4. Loving Speech and Deep Listening
“Aware of the suffering caused by unmindful speech and the inability to listen to others, I am committed to cultivating loving speech and compassionate listening in order to relieve suffering and to promote reconciliation and peace in myself and among other people, ethnic and religious groups, and nations. Knowing that words can create happiness or suffering, I am committed to speaking truthfully using words that inspire confidence, joy, and hope. When anger is manifesting in me, I am determined not to speak. I will practice mindful breathing and walking in order to recognize and to look deeply into my anger. I know that the roots of anger can be found in my wrong perceptions and lack of understanding of the suffering in myself and in the other person. I will speak and listen in a way that can help myself and the other person to transform suffering and see the way out of difficult situations.”

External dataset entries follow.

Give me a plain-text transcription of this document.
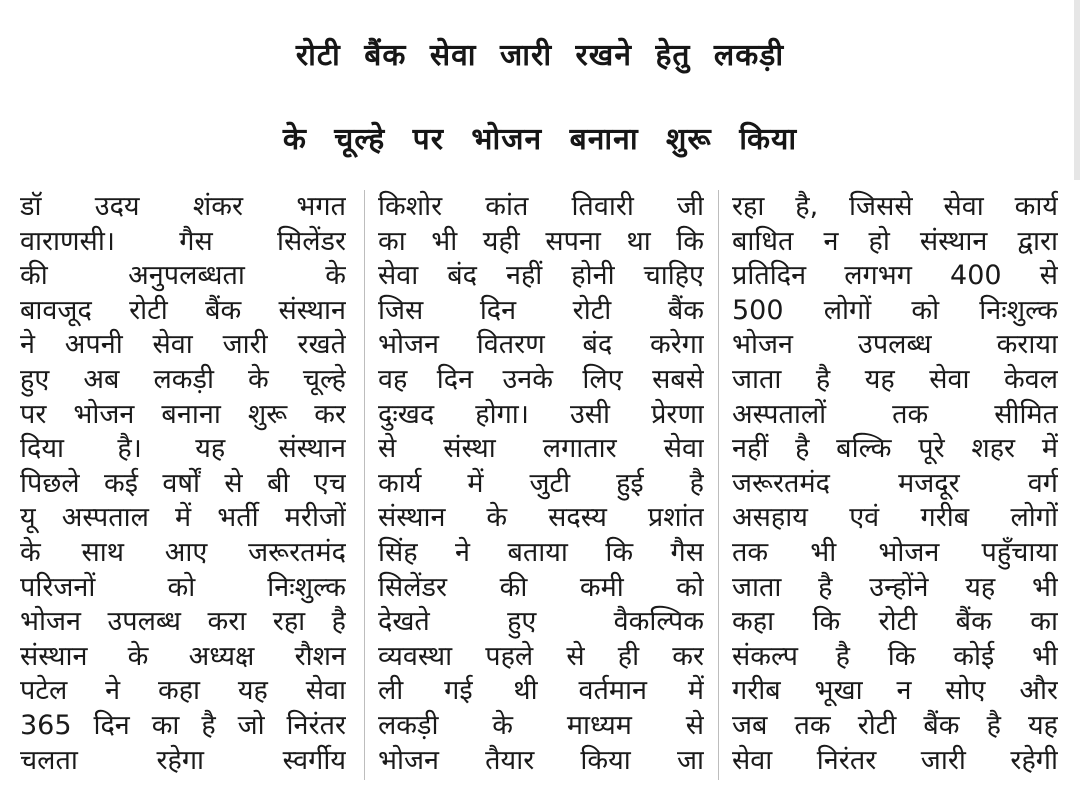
रोटी बैंक सेवा जारी रखने हेतु लकड़ी
के चूल्हे पर भोजन बनाना शुरू किया
डॉ उदय शंकर भगत
वाराणसी। गैस सिलेंडर
की अनुपलब्धता के
बावजूद रोटी बैंक संस्थान
ने अपनी सेवा जारी रखते
हुए अब लकड़ी के चूल्हे
पर भोजन बनाना शुरू कर
दिया है। यह संस्थान
पिछले कई वर्षों से बी एच
यू अस्पताल में भर्ती मरीजों
के साथ आए जरूरतमंद
परिजनों को निःशुल्क
भोजन उपलब्ध करा रहा है
संस्थान के अध्यक्ष रौशन
पटेल ने कहा यह सेवा
365 दिन का है जो निरंतर
चलता रहेगा स्वर्गीय
किशोर कांत तिवारी जी
का भी यही सपना था कि
सेवा बंद नहीं होनी चाहिए
जिस दिन रोटी बैंक
भोजन वितरण बंद करेगा
वह दिन उनके लिए सबसे
दुःखद होगा। उसी प्रेरणा
से संस्था लगातार सेवा
कार्य में जुटी हुई है
संस्थान के सदस्य प्रशांत
सिंह ने बताया कि गैस
सिलेंडर की कमी को
देखते हुए वैकल्पिक
व्यवस्था पहले से ही कर
ली गई थी वर्तमान में
लकड़ी के माध्यम से
भोजन तैयार किया जा
रहा है, जिससे सेवा कार्य
बाधित न हो संस्थान द्वारा
प्रतिदिन लगभग 400 से
500 लोगों को निःशुल्क
भोजन उपलब्ध कराया
जाता है यह सेवा केवल
अस्पतालों तक सीमित
नहीं है बल्कि पूरे शहर में
जरूरतमंद मजदूर वर्ग
असहाय एवं गरीब लोगों
तक भी भोजन पहुँचाया
जाता है उन्होंने यह भी
कहा कि रोटी बैंक का
संकल्प है कि कोई भी
गरीब भूखा न सोए और
जब तक रोटी बैंक है यह
सेवा निरंतर जारी रहेगी
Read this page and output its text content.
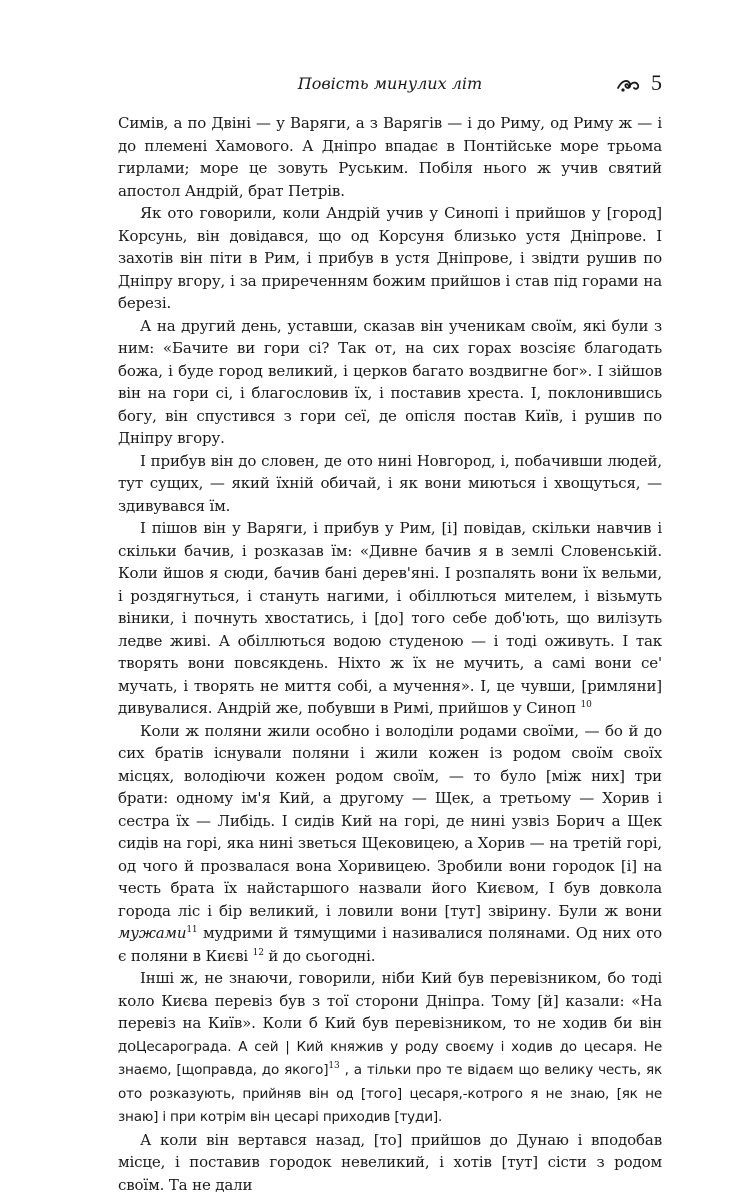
Повість минулих літ	5

Симів, а по Двіні — у Варяги, а з Варягів — і до Риму, од Риму ж — і до племені Хамового. А Дніпро впадає в Понтійське море трьома гирлами; море це зовуть Руським. Побіля нього ж учив святий апостол Андрій, брат Петрів.

Як ото говорили, коли Андрій учив у Синопі і прийшов у [город] Корсунь, він довідався, що од Корсуня близько устя Дніпрове. І захотів він піти в Рим, і прибув в устя Дніпрове, і звідти рушив по Дніпру вгору, і за приреченням божим прийшов і став під горами на березі.

А на другий день, уставши, сказав він ученикам своїм, які були з ним: «Бачите ви гори сі? Так от, на сих горах возсіяє благодать божа, і буде город великий, і церков багато воздвигне бог». І зійшов він на гори сі, і благословив їх, і поставив хреста. І, поклонившись богу, він спустився з гори сеї, де опісля постав Київ, і рушив по Дніпру вгору.

І прибув він до словен, де ото нині Новгород, і, побачивши людей, тут сущих, — який їхній обичай, і як вони миються і хвощуться, — здивувався їм.

І пішов він у Варяги, і прибув у Рим, [і] повідав, скільки навчив і скільки бачив, і розказав їм: «Дивне бачив я в землі Словенській. Коли йшов я сюди, бачив бані дерев'яні. І розпалять вони їх вельми, і роздягнуться, і стануть нагими, і обіллються мителем, і візьмуть віники, і почнуть хвостатись, і [до] того себе доб'ють, що вилізуть ледве живі. А обіллються водою студеною — і тоді оживуть. І так творять вони повсякдень. Ніхто ж їх не мучить, а самі вони се' мучать, і творять не миття собі, а мучення». І, це чувши, [римляни] дивувалися. Андрій же, побувши в Римі, прийшов у Синоп $^{10}$

Коли ж поляни жили особно і володіли родами своїми, — бо й до сих братів існували поляни і жили кожен із родом своїм своїх місцях, володіючи кожен родом своїм, — то було [між них] три брати: одному ім'я Кий, а другому — Щек, а третьому — Хорив і сестра їх — Либідь. І сидів Кий на горі, де нині узвіз Борич а Щек сидів на горі, яка нині зветься Щековицею, а Хорив — на третій горі, од чого й прозвалася вона Хоривицею. Зробили вони городок [і] на честь брата їх найстаршого назвали його Києвом, І був довкола города ліс і бір великий, і ловили вони [тут] звірину. Були ж вони мужами$^{11}$ мудрими й тямущими і називалися полянами. Од них ото є поляни в Києві $^{12}$ й до сьогодні.

Інші ж, не знаючи, говорили, ніби Кий був перевізником, бо тоді коло Києва перевіз був з тої сторони Дніпра. Тому [й] казали: «На перевіз на Київ». Коли б Кий був перевізником, то не ходив би він доЦесарограда. А сей | Кий княжив у роду своєму і ходив до цесаря. Не знаємо, [щоправда, до якого]$^{13}$ , а тільки про те відаєм що велику честь, як ото розказують, прийняв він од [того] цесаря,-котрого я не знаю, [як не знаю] і при котрім він цесарі приходив [туди].

А коли він вертався назад, [то] прийшов до Дунаю і вподобав місце, і поставив городок невеликий, і хотів [тут] сісти з родом своїм. Та не дали
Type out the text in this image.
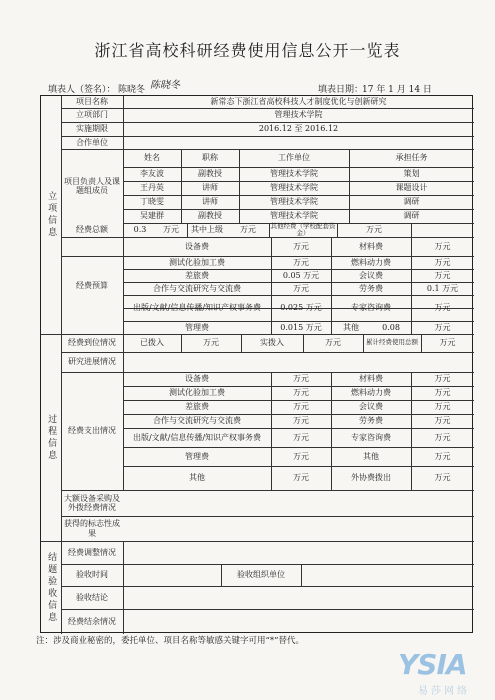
浙江省高校科研经费使用信息公开一览表
填表人（签名）： 陈晓冬 陈晓冬	填表日期：
17 年 1 月 14 日
立项信息
过程信息
结题验收信息
项目名称	新常态下浙江省高校科技人才制度优化与创新研究
立项部门	管理技术学院
实施期限	2016.12 至 2016.12
合作单位
项目负责人及课题组成员
姓名	职称	工作单位	承担任务
李友波	副教授	管理技术学院	策划
王丹英	讲师	管理技术学院	课题设计
丁晓雯	讲师	管理技术学院	调研
吴建群	副教授	管理技术学院	调研
经费总额	0.3	万元	其中上级	万元	其他经费（学校配套资金）	万元
经费预算
设备费	万元	材料费	万元
测试化验加工费	万元	燃料动力费	万元
差旅费	0.05 万元	会议费	万元
合作与交流研究与交流费	万元	劳务费	0.1 万元
出版/文献/信息传播/知识产权事务费	0.025 万元	专家咨询费	万元
管理费	0.015 万元	其他	0.08	万元
经费到位情况	已拨入	万元	实拨入	万元	累计经费使用总额	万元
研究进展情况
经费支出情况
设备费	万元	材料费	万元
测试化验加工费	万元	燃料动力费	万元
差旅费	万元	会议费	万元
合作与交流研究与交流费	万元	劳务费	万元
出版/文献/信息传播/知识产权事务费	万元	专家咨询费	万元
管理费	万元	其他	万元
其他	万元	外协费拨出	万元
大额设备采购及外拨经费情况
获得的标志性成果
经费调整情况
验收时间	验收组织单位
验收结论
经费结余情况
注：涉及商业秘密的，委托单位、项目名称等敏感关键字可用“*”替代。
YSIA
易莎网络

5. Nourishment and Healing
“Aware of the suffering caused by unmindful consumption, I am committed to cultivating good health, both physical and mental, for myself, my family, and my society by practicing mindful eating, drinking, and consuming. I will practice looking deeply into how I consume the Four Kinds of Nutriments, namely edible foods, sense impressions, volition, and consciousness. I am determined not to gamble, or to use alcohol, drugs, or any other products which contain toxins, such as certain websites, electronic games, TV programs, films, magazines, books, and conversations. I will practice coming back to the present moment to be in touch with the refreshing, healing and nourishing elements in me and around me, not letting regrets and sorrow drag me back into the past nor letting anxieties, fear, or craving pull me out of the present moment. I am determined not to try to cover up loneliness, anxiety, or other suffering by losing myself in consumption.”
If you felt called to any of these truths, I encourage you to read Thich Nhat Hanh’s Peace Is Every Step. It’s a fantastic introduction to mindfulness. I read it in 2016, and have used it to help maneuver life ever since. I believe everyone can gain something by reading it. If you don’t enjoy books, check out Plum Village’s YouTube channel (here). One of my favorites is “A Cloud Never Dies.” You can watch it here.
If you take anything from this post, let it be the knowledge that you have infinite control over yourself. You can find happiness in sadness and peace during violence. You are infinite. You are never truly stuck. Treat yourself like the infinite being you are and life will start to make more sense.